Newsletter: If the polls are right, Casado will finally have to decide if he can govern with Vox and what that means for the PP at the national level.

Bonus: podcast here with Rupert Cocke on Castilla y León elections and Vox vs. PP

While the world's athletes compete in the Winter Games in China and the West looks worriedly towards Ukraine and the build up of Russian troops on the border, now with an open threat from the President of the United States to "put an end" to the German Nord Stream 2 gas pipeline should Putin invade, Spanish politicians are watching the regional elections in Castilla y León this Sunday.

I say the politicians because today we have discovered that there are large numbers of people in Castilla y León who are not. According to the pre-election CIS survey, 60% of them are not really paying attention to election campaign news and 40% of them are even doubting over whether or not to go and vote. With all the effort and shouting the parties put in to the show in town squares and on Twitter.

The CIS is the only poll that is not forecasting a right-wing majority, which in Castilla y León is 41 out of 81 seats in the regional parliament, for the PP-Vox combination.
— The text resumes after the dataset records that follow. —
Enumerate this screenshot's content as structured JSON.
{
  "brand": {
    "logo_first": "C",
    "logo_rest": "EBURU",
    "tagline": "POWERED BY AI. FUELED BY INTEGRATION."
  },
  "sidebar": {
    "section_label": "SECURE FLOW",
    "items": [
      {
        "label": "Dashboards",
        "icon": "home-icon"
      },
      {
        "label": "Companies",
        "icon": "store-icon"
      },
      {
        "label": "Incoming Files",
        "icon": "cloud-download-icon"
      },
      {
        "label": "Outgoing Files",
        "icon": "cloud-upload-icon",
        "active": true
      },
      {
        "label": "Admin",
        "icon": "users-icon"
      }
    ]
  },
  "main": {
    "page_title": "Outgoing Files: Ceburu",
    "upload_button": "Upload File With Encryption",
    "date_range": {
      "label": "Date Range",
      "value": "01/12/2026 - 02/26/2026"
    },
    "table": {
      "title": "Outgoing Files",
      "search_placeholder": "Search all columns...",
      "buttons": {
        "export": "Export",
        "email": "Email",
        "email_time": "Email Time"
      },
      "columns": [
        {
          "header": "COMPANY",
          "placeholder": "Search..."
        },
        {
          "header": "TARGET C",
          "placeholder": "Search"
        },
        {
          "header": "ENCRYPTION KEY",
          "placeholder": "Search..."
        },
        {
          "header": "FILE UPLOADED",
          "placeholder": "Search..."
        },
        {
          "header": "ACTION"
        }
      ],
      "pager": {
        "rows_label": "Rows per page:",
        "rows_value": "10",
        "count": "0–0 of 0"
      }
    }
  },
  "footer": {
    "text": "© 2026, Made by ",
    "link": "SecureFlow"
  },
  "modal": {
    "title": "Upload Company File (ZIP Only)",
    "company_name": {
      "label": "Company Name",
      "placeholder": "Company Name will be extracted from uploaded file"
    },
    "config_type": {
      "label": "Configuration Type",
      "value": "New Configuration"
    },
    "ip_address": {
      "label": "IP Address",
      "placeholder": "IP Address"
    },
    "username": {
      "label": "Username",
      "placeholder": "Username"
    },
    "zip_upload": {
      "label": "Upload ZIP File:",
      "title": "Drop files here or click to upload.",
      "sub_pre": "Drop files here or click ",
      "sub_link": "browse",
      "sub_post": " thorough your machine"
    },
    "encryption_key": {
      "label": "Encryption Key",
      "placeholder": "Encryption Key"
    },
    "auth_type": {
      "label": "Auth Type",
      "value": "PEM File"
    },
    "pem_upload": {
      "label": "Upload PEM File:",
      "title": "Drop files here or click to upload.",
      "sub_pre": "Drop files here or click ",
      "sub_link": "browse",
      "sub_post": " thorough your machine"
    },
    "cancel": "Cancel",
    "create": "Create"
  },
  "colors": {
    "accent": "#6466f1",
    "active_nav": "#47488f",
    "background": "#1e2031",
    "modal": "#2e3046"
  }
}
According to all the rest, even the El País poll, the union of Mañueco (PP) and García-Gallardo (Vox) would be enough to form a government, as long as the parties could agree enough and as long as Casado (PP) could get over any ideological or political problems he might have about governing with Vox, which only a few days ago was hosting a meeting in Madrid for Europe's alt-right parties to denounce a globalist and European bureaucratic plot, the invasion of European and an attack on its sovereign nations.

It would be the first time Vox had entered regional government in Spain and Casado will no longer be able to avoid answering this question.

Within the ideological shouting, Vox, at least superficially, from the outside, seems to have raised its voice more effectively than the PP in this campaign, at least if we look at the images each party publishes to best demonstrate its power to get the vote out. While Casado's crew declares victory with photos of sports halls kind of full of people sitting down, Abascal's crew, dressed in their rural winter collection, constantly upload videos and photos of squares full of people all round Castilla. They want it more and the PP doesn't have time now to get its energy back before the vote. We shall see on Sunday if the propaganda tallies with the polls and the results, or if they have turned the rhetorical volume up too much again.

It looks bad for Casado. If things continue like this on the Spanish right, perhaps sooner rather than later we will see Vox start to overtake the PP in some corner of the country.